This is a reading note from 'Building Machine learning System with Python'.@P59
Train_data=
['This is a toy post about machine learning. Actually, it contains not much interesting stuff.',
'Imaging databases provide storage capabilities.',
'Most imaging databases safe images permanently.',
'Imaging databases store data.',
'Imaging databases store data. Imaging databases store data. Imaging databases store data.',
'Does imaging databases store data?']
There are some tricks while sklearn.feature_extracting text,:
1.Normalization: if we would like to consider frequency instead of counts, just define a normalize function.
def normalize(a):
return a/sp.linalg.norm(a)
As a result, Train_data[3]==Train_data[4]
2.Removing less import words: Words such as "most" appear very often in all sorts of different contexts, and words such as this are called "stop words". The best option would be to remove all words that are so frequent that they do not help to distinguish between different texts.
e.g. vectorizer=CountVectorizer(min_df=1, stop_words='english')
3.[Most Important!!!!]Stemming: We count similar words in different variants as different words, for instance,'imaging' and 'images'. It would make sense to count them together. After all, it is the same concept they are referring to. That's why we need NlTK.
import nltk.stem
s=nltk.stem.SnowballStemmer('english')
s.stem('imaging') #u'imag'
s.stem('image') #u'imag'
s.stem('imagination') #u'imagin'
Then, we extend the vectorizer with NLTK's stemmer.

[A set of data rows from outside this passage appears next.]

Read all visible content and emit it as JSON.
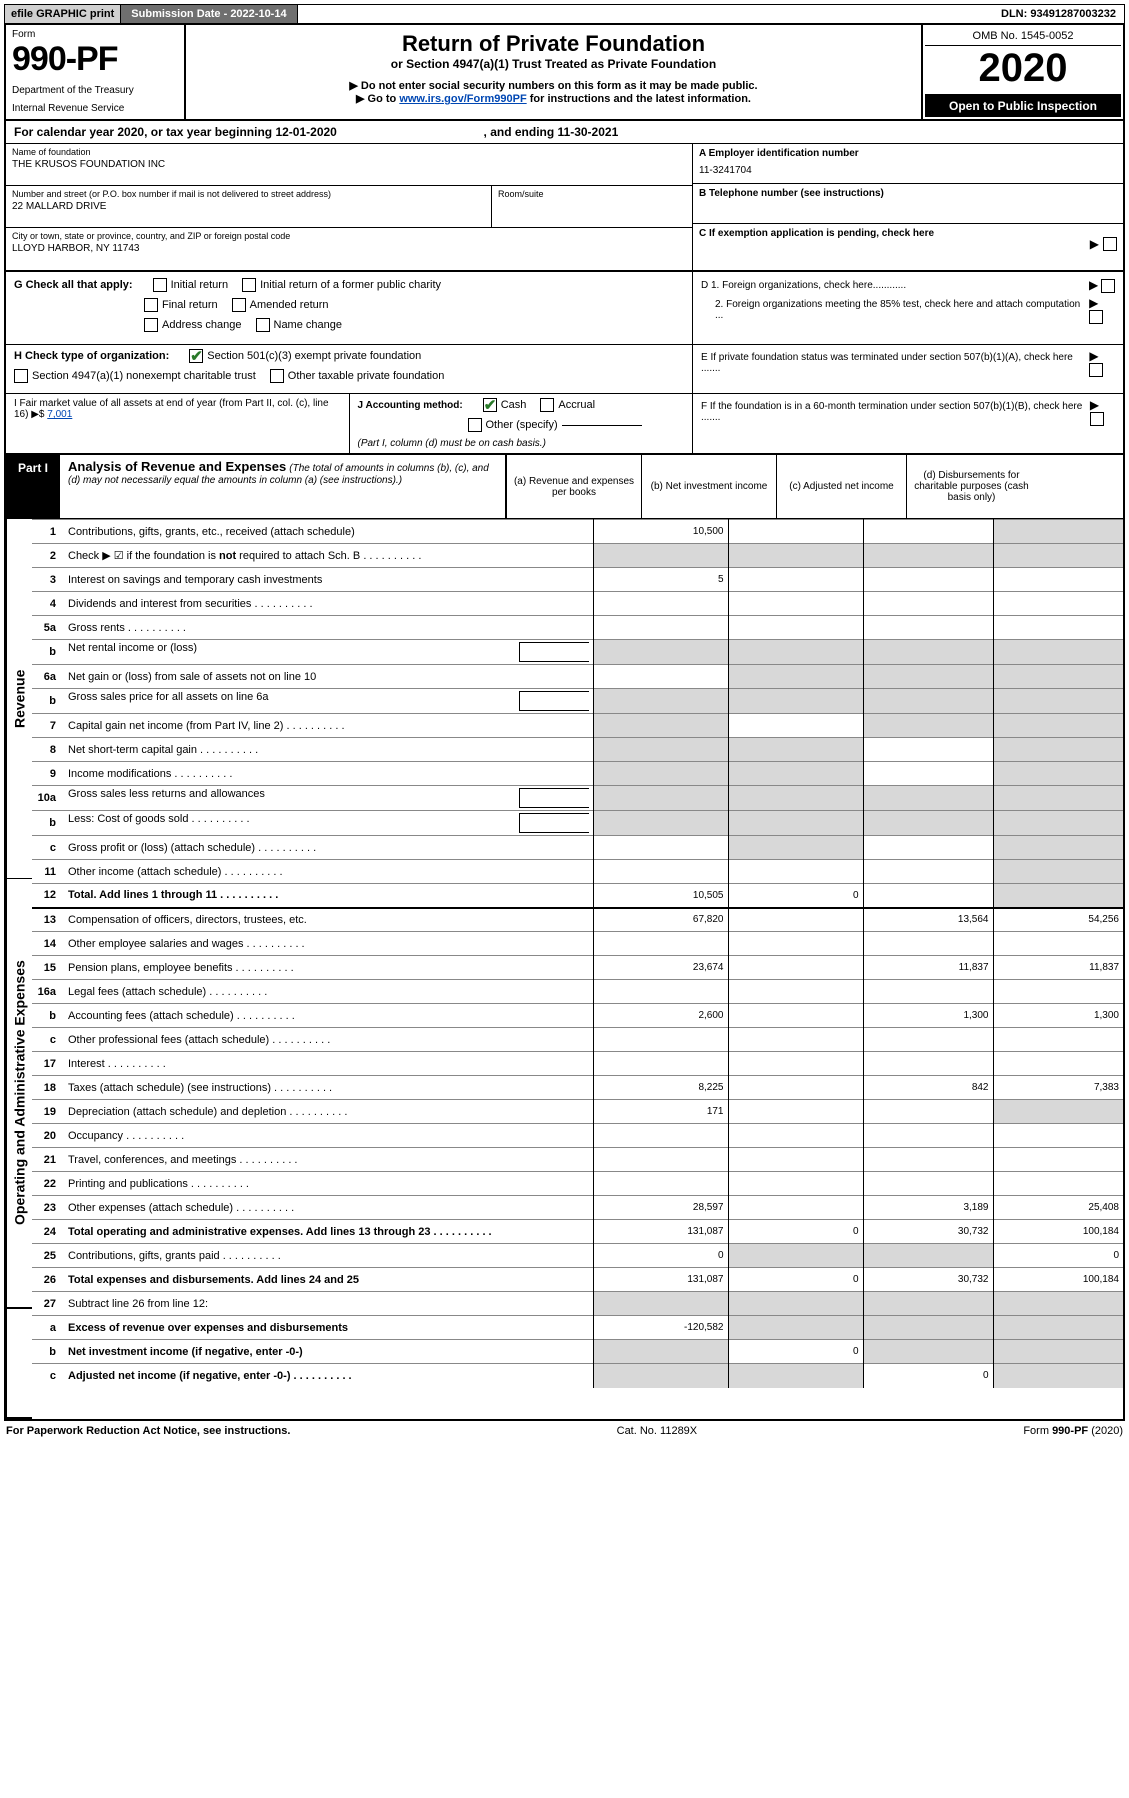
{
  "topbar": {
    "efile": "efile GRAPHIC print",
    "submission_label": "Submission Date - 2022-10-14",
    "dln": "DLN: 93491287003232"
  },
  "header": {
    "form_word": "Form",
    "form_number": "990-PF",
    "dept1": "Department of the Treasury",
    "dept2": "Internal Revenue Service",
    "title": "Return of Private Foundation",
    "subtitle": "or Section 4947(a)(1) Trust Treated as Private Foundation",
    "note1": "▶ Do not enter social security numbers on this form as it may be made public.",
    "note2_pre": "▶ Go to ",
    "note2_link": "www.irs.gov/Form990PF",
    "note2_post": " for instructions and the latest information.",
    "omb": "OMB No. 1545-0052",
    "year": "2020",
    "open": "Open to Public Inspection"
  },
  "calyear": {
    "text_pre": "For calendar year 2020, or tax year beginning ",
    "begin": "12-01-2020",
    "text_mid": " , and ending ",
    "end": "11-30-2021"
  },
  "entity": {
    "name_label": "Name of foundation",
    "name": "THE KRUSOS FOUNDATION INC",
    "street_label": "Number and street (or P.O. box number if mail is not delivered to street address)",
    "street": "22 MALLARD DRIVE",
    "suite_label": "Room/suite",
    "city_label": "City or town, state or province, country, and ZIP or foreign postal code",
    "city": "LLOYD HARBOR, NY  11743",
    "a_label": "A Employer identification number",
    "ein": "11-3241704",
    "b_label": "B Telephone number (see instructions)",
    "c_label": "C If exemption application is pending, check here",
    "d1": "D 1. Foreign organizations, check here............",
    "d2": "2. Foreign organizations meeting the 85% test, check here and attach computation ...",
    "e": "E   If private foundation status was terminated under section 507(b)(1)(A), check here .......",
    "f": "F   If the foundation is in a 60-month termination under section 507(b)(1)(B), check here ......."
  },
  "g": {
    "label": "G Check all that apply:",
    "items": [
      "Initial return",
      "Initial return of a former public charity",
      "Final return",
      "Amended return",
      "Address change",
      "Name change"
    ]
  },
  "h": {
    "label": "H Check type of organization:",
    "opt1": "Section 501(c)(3) exempt private foundation",
    "opt2": "Section 4947(a)(1) nonexempt charitable trust",
    "opt3": "Other taxable private foundation"
  },
  "i": {
    "label": "I Fair market value of all assets at end of year (from Part II, col. (c), line 16)",
    "arrow": "▶$",
    "value": "7,001"
  },
  "j": {
    "label": "J Accounting method:",
    "cash": "Cash",
    "accrual": "Accrual",
    "other": "Other (specify)",
    "note": "(Part I, column (d) must be on cash basis.)"
  },
  "part1": {
    "tab": "Part I",
    "title": "Analysis of Revenue and Expenses",
    "title_note": "(The total of amounts in columns (b), (c), and (d) may not necessarily equal the amounts in column (a) (see instructions).)",
    "col_a": "(a)  Revenue and expenses per books",
    "col_b": "(b)  Net investment income",
    "col_c": "(c)  Adjusted net income",
    "col_d": "(d)  Disbursements for charitable purposes (cash basis only)"
  },
  "sides": {
    "revenue": "Revenue",
    "expenses": "Operating and Administrative Expenses"
  },
  "rows": [
    {
      "n": "1",
      "d": "Contributions, gifts, grants, etc., received (attach schedule)",
      "a": "10,500",
      "ds": true
    },
    {
      "n": "2",
      "d": "Check ▶ ☑ if the foundation is <b>not</b> required to attach Sch. B",
      "dots": true,
      "allshade": true
    },
    {
      "n": "3",
      "d": "Interest on savings and temporary cash investments",
      "a": "5"
    },
    {
      "n": "4",
      "d": "Dividends and interest from securities",
      "dots": true
    },
    {
      "n": "5a",
      "d": "Gross rents",
      "dots": true
    },
    {
      "n": "b",
      "d": "Net rental income or (loss)",
      "mini": true,
      "allshade": true
    },
    {
      "n": "6a",
      "d": "Net gain or (loss) from sale of assets not on line 10",
      "bcd_shade": true
    },
    {
      "n": "b",
      "d": "Gross sales price for all assets on line 6a",
      "mini": true,
      "allshade": true
    },
    {
      "n": "7",
      "d": "Capital gain net income (from Part IV, line 2)",
      "dots": true,
      "a_shade": true,
      "cd_shade": true
    },
    {
      "n": "8",
      "d": "Net short-term capital gain",
      "dots": true,
      "ab_shade": true,
      "d_shade": true
    },
    {
      "n": "9",
      "d": "Income modifications",
      "dots": true,
      "ab_shade": true,
      "d_shade": true
    },
    {
      "n": "10a",
      "d": "Gross sales less returns and allowances",
      "mini": true,
      "allshade": true
    },
    {
      "n": "b",
      "d": "Less: Cost of goods sold",
      "dots": true,
      "mini": true,
      "allshade": true
    },
    {
      "n": "c",
      "d": "Gross profit or (loss) (attach schedule)",
      "dots": true,
      "b_shade": true,
      "d_shade": true
    },
    {
      "n": "11",
      "d": "Other income (attach schedule)",
      "dots": true,
      "d_shade": true
    },
    {
      "n": "12",
      "d": "<b>Total.</b> Add lines 1 through 11",
      "dots": true,
      "a": "10,505",
      "b": "0",
      "d_shade": true,
      "bold": true
    },
    {
      "n": "13",
      "d": "Compensation of officers, directors, trustees, etc.",
      "a": "67,820",
      "c": "13,564",
      "dd": "54,256",
      "section": "exp"
    },
    {
      "n": "14",
      "d": "Other employee salaries and wages",
      "dots": true
    },
    {
      "n": "15",
      "d": "Pension plans, employee benefits",
      "dots": true,
      "a": "23,674",
      "c": "11,837",
      "dd": "11,837"
    },
    {
      "n": "16a",
      "d": "Legal fees (attach schedule)",
      "dots": true
    },
    {
      "n": "b",
      "d": "Accounting fees (attach schedule)",
      "dots": true,
      "a": "2,600",
      "c": "1,300",
      "dd": "1,300"
    },
    {
      "n": "c",
      "d": "Other professional fees (attach schedule)",
      "dots": true
    },
    {
      "n": "17",
      "d": "Interest",
      "dots": true
    },
    {
      "n": "18",
      "d": "Taxes (attach schedule) (see instructions)",
      "dots": true,
      "a": "8,225",
      "c": "842",
      "dd": "7,383"
    },
    {
      "n": "19",
      "d": "Depreciation (attach schedule) and depletion",
      "dots": true,
      "a": "171",
      "d_shade": true
    },
    {
      "n": "20",
      "d": "Occupancy",
      "dots": true
    },
    {
      "n": "21",
      "d": "Travel, conferences, and meetings",
      "dots": true
    },
    {
      "n": "22",
      "d": "Printing and publications",
      "dots": true
    },
    {
      "n": "23",
      "d": "Other expenses (attach schedule)",
      "dots": true,
      "a": "28,597",
      "c": "3,189",
      "dd": "25,408"
    },
    {
      "n": "24",
      "d": "<b>Total operating and administrative expenses.</b> Add lines 13 through 23",
      "dots": true,
      "a": "131,087",
      "b": "0",
      "c": "30,732",
      "dd": "100,184",
      "bold": true
    },
    {
      "n": "25",
      "d": "Contributions, gifts, grants paid",
      "dots": true,
      "a": "0",
      "dd": "0",
      "bc_shade": true
    },
    {
      "n": "26",
      "d": "<b>Total expenses and disbursements.</b> Add lines 24 and 25",
      "a": "131,087",
      "b": "0",
      "c": "30,732",
      "dd": "100,184",
      "bold": true
    },
    {
      "n": "27",
      "d": "Subtract line 26 from line 12:",
      "allshade": true,
      "section": "final"
    },
    {
      "n": "a",
      "d": "<b>Excess of revenue over expenses and disbursements</b>",
      "a": "-120,582",
      "bcd_shade": true,
      "bold": true
    },
    {
      "n": "b",
      "d": "<b>Net investment income</b> (if negative, enter -0-)",
      "b": "0",
      "a_shade": true,
      "cd_shade": true,
      "bold": true
    },
    {
      "n": "c",
      "d": "<b>Adjusted net income</b> (if negative, enter -0-)",
      "dots": true,
      "c": "0",
      "ab_shade": true,
      "d_shade": true,
      "bold": true
    }
  ],
  "footer": {
    "left": "For Paperwork Reduction Act Notice, see instructions.",
    "mid": "Cat. No. 11289X",
    "right": "Form 990-PF (2020)"
  },
  "colors": {
    "checkgreen": "#2a7a2a",
    "shade": "#d8d8d8",
    "link": "#0047b3",
    "topdark": "#6f6f6f",
    "toplight": "#d0d0d0"
  }
}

We need to stem the posts before we feed them into CountVectorizer. The class provides several hooks with which we could customize the preprocessing and tokenization stages. The preprocessor and tokenizer can be set in the constructor as parameters. We do not want to place the stemmer into any of them, because we would then have to do the tokenization and normalization by ourselves. Instead, we overwrite the method build_analyzer as follows.
import nltk.stem
english_stemmer=nltk.stem.SnowballStemmer('english')

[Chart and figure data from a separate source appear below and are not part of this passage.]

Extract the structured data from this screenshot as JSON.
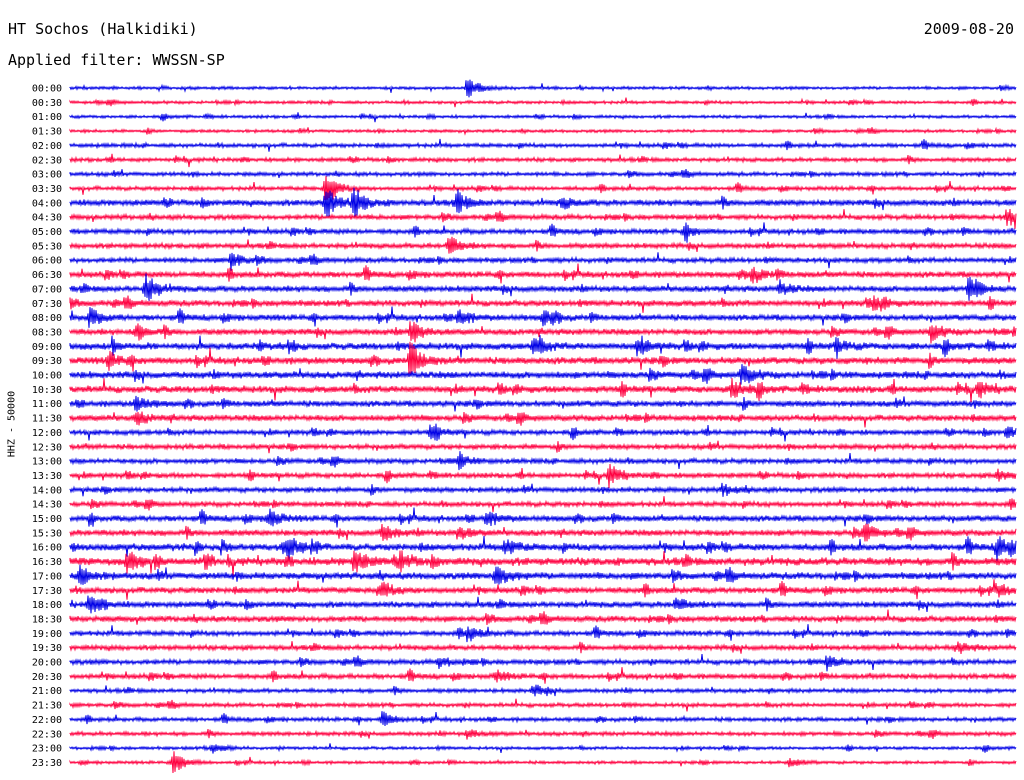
{
  "header": {
    "station": "HT Sochos (Halkidiki)",
    "date": "2009-08-20",
    "filter": "Applied filter: WWSSN-SP"
  },
  "colors": {
    "blue": "#0000e6",
    "red": "#ff0040"
  },
  "chart_data": {
    "type": "line",
    "title": "HT Sochos (Halkidiki)",
    "subtitle": "Applied filter: WWSSN-SP",
    "ylabel": "HHZ - 50000",
    "row_labels": [
      "00:00",
      "00:30",
      "01:00",
      "01:30",
      "02:00",
      "02:30",
      "03:00",
      "03:30",
      "04:00",
      "04:30",
      "05:00",
      "05:30",
      "06:00",
      "06:30",
      "07:00",
      "07:30",
      "08:00",
      "08:30",
      "09:00",
      "09:30",
      "10:00",
      "10:30",
      "11:00",
      "11:30",
      "12:00",
      "12:30",
      "13:00",
      "13:30",
      "14:00",
      "14:30",
      "15:00",
      "15:30",
      "16:00",
      "16:30",
      "17:00",
      "17:30",
      "18:00",
      "18:30",
      "19:00",
      "19:30",
      "20:00",
      "20:30",
      "21:00",
      "21:30",
      "22:00",
      "22:30",
      "23:00",
      "23:30"
    ],
    "row_colors": [
      "blue",
      "red"
    ],
    "noise_level": [
      1.5,
      1.5,
      1.5,
      1.5,
      2,
      2,
      2,
      2,
      3,
      2.5,
      2.5,
      2.5,
      2.5,
      3,
      3,
      3,
      3,
      3,
      3.5,
      3.5,
      3.5,
      3.5,
      3,
      3,
      2.5,
      2.5,
      2.5,
      2.5,
      2.5,
      2.5,
      3,
      3,
      3.5,
      4,
      3.5,
      3,
      3,
      3,
      2.5,
      2.5,
      2.5,
      2.5,
      2,
      2,
      2,
      2,
      1.5,
      1.5
    ],
    "events": [
      {
        "row": 0,
        "x": 0.42,
        "amp": 12
      },
      {
        "row": 7,
        "x": 0.27,
        "amp": 16
      },
      {
        "row": 8,
        "x": 0.27,
        "amp": 18
      },
      {
        "row": 8,
        "x": 0.3,
        "amp": 15
      },
      {
        "row": 8,
        "x": 0.41,
        "amp": 9
      },
      {
        "row": 8,
        "x": 0.52,
        "amp": 6
      },
      {
        "row": 9,
        "x": 0.99,
        "amp": 9
      },
      {
        "row": 10,
        "x": 0.65,
        "amp": 6
      },
      {
        "row": 11,
        "x": 0.4,
        "amp": 10
      },
      {
        "row": 12,
        "x": 0.17,
        "amp": 9
      },
      {
        "row": 13,
        "x": 0.72,
        "amp": 9
      },
      {
        "row": 14,
        "x": 0.08,
        "amp": 15
      },
      {
        "row": 14,
        "x": 0.95,
        "amp": 14
      },
      {
        "row": 14,
        "x": 0.75,
        "amp": 7
      },
      {
        "row": 15,
        "x": 0.85,
        "amp": 7
      },
      {
        "row": 16,
        "x": 0.02,
        "amp": 10
      },
      {
        "row": 16,
        "x": 0.41,
        "amp": 9
      },
      {
        "row": 16,
        "x": 0.5,
        "amp": 8
      },
      {
        "row": 17,
        "x": 0.07,
        "amp": 8
      },
      {
        "row": 17,
        "x": 0.36,
        "amp": 12
      },
      {
        "row": 17,
        "x": 0.91,
        "amp": 9
      },
      {
        "row": 18,
        "x": 0.49,
        "amp": 9
      },
      {
        "row": 18,
        "x": 0.6,
        "amp": 8
      },
      {
        "row": 18,
        "x": 0.81,
        "amp": 7
      },
      {
        "row": 19,
        "x": 0.04,
        "amp": 8
      },
      {
        "row": 19,
        "x": 0.36,
        "amp": 16
      },
      {
        "row": 20,
        "x": 0.71,
        "amp": 10
      },
      {
        "row": 21,
        "x": 0.7,
        "amp": 10
      },
      {
        "row": 21,
        "x": 0.96,
        "amp": 7
      },
      {
        "row": 22,
        "x": 0.07,
        "amp": 8
      },
      {
        "row": 23,
        "x": 0.07,
        "amp": 7
      },
      {
        "row": 24,
        "x": 0.38,
        "amp": 6
      },
      {
        "row": 24,
        "x": 0.99,
        "amp": 6
      },
      {
        "row": 26,
        "x": 0.41,
        "amp": 8
      },
      {
        "row": 27,
        "x": 0.57,
        "amp": 11
      },
      {
        "row": 27,
        "x": 0.98,
        "amp": 6
      },
      {
        "row": 28,
        "x": 0.69,
        "amp": 6
      },
      {
        "row": 30,
        "x": 0.21,
        "amp": 10
      },
      {
        "row": 30,
        "x": 0.44,
        "amp": 8
      },
      {
        "row": 31,
        "x": 0.33,
        "amp": 9
      },
      {
        "row": 31,
        "x": 0.41,
        "amp": 7
      },
      {
        "row": 31,
        "x": 0.84,
        "amp": 9
      },
      {
        "row": 32,
        "x": 0.23,
        "amp": 11
      },
      {
        "row": 32,
        "x": 0.46,
        "amp": 8
      },
      {
        "row": 32,
        "x": 0.98,
        "amp": 14
      },
      {
        "row": 33,
        "x": 0.06,
        "amp": 10
      },
      {
        "row": 33,
        "x": 0.3,
        "amp": 12
      },
      {
        "row": 33,
        "x": 0.35,
        "amp": 8
      },
      {
        "row": 34,
        "x": 0.01,
        "amp": 10
      },
      {
        "row": 34,
        "x": 0.45,
        "amp": 14
      },
      {
        "row": 35,
        "x": 0.33,
        "amp": 8
      },
      {
        "row": 35,
        "x": 0.98,
        "amp": 6
      },
      {
        "row": 36,
        "x": 0.02,
        "amp": 10
      },
      {
        "row": 36,
        "x": 0.64,
        "amp": 6
      },
      {
        "row": 38,
        "x": 0.42,
        "amp": 8
      },
      {
        "row": 39,
        "x": 0.94,
        "amp": 6
      },
      {
        "row": 40,
        "x": 0.8,
        "amp": 8
      },
      {
        "row": 40,
        "x": 0.39,
        "amp": 6
      },
      {
        "row": 41,
        "x": 0.45,
        "amp": 6
      },
      {
        "row": 42,
        "x": 0.49,
        "amp": 6
      },
      {
        "row": 44,
        "x": 0.33,
        "amp": 9
      },
      {
        "row": 45,
        "x": 0.42,
        "amp": 5
      },
      {
        "row": 46,
        "x": 0.15,
        "amp": 6
      },
      {
        "row": 47,
        "x": 0.11,
        "amp": 12
      },
      {
        "row": 47,
        "x": 0.76,
        "amp": 5
      }
    ]
  }
}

class StemmedCountVectorizer(CountVectorizer):
def build_analyzer(self):
analyzer=super(StemmedCountVectorizer,self).build_analyzer()
return lambda doc:(english_stemmer.stem(w)for w in analyzer(doc))
vectorizer=StemmedCountVectorizer(min_df=1,stop_words='english')
new_post=["imaging databases provides storage capabilities and store image."]
vectorizer.fit_trainsform(new_post).toarray() # We got [[1 1 2 1 1 1]]
print vectorizer.get_feature_names() # We got [u'capabl', u'databas', u'imag', u'provid', u'storag', u'store']
# We now have one feature less,because "images" and "imaging" collapsed to one.
Super in Class Inheritance
A typical use for calling a cooperative superclass method is:
class C(B):
def meth(self, arg):
super(C, self).meth(arg)
TfidfVectorizer is inherited from CountVectorizer, which considers the Tf-idf algorithm. Similarly, we can inherit from TfidfVectorizer.
4. Drawbacks
Here comes our current text preprocessing phase:
1. tokenizing the text
2.throwing away words that occur way too often to be of any help in detecting relevant posts
3. throwing away words that occur so seldom that there is only a small chance that they occur in future posts
4. counting the remaining words
5. calculating TF-IDF values from the counts, considering the whole text corpus
But, the drawbacks are also obvious:
1. It does not cover word relations, for example, 'Car hits wall' and 'Wall hits car' will both have the same feature vector
2. it does not capture negations correctly. For example, 'I will eat ice cream' and 'I will not eat ice cream' will look very similar.
3. It totally fails with misspelled words. Although it is clear that 'database' and 'databas' convey the same meaning.
The first two drawbacks can be easily solved by n_grams.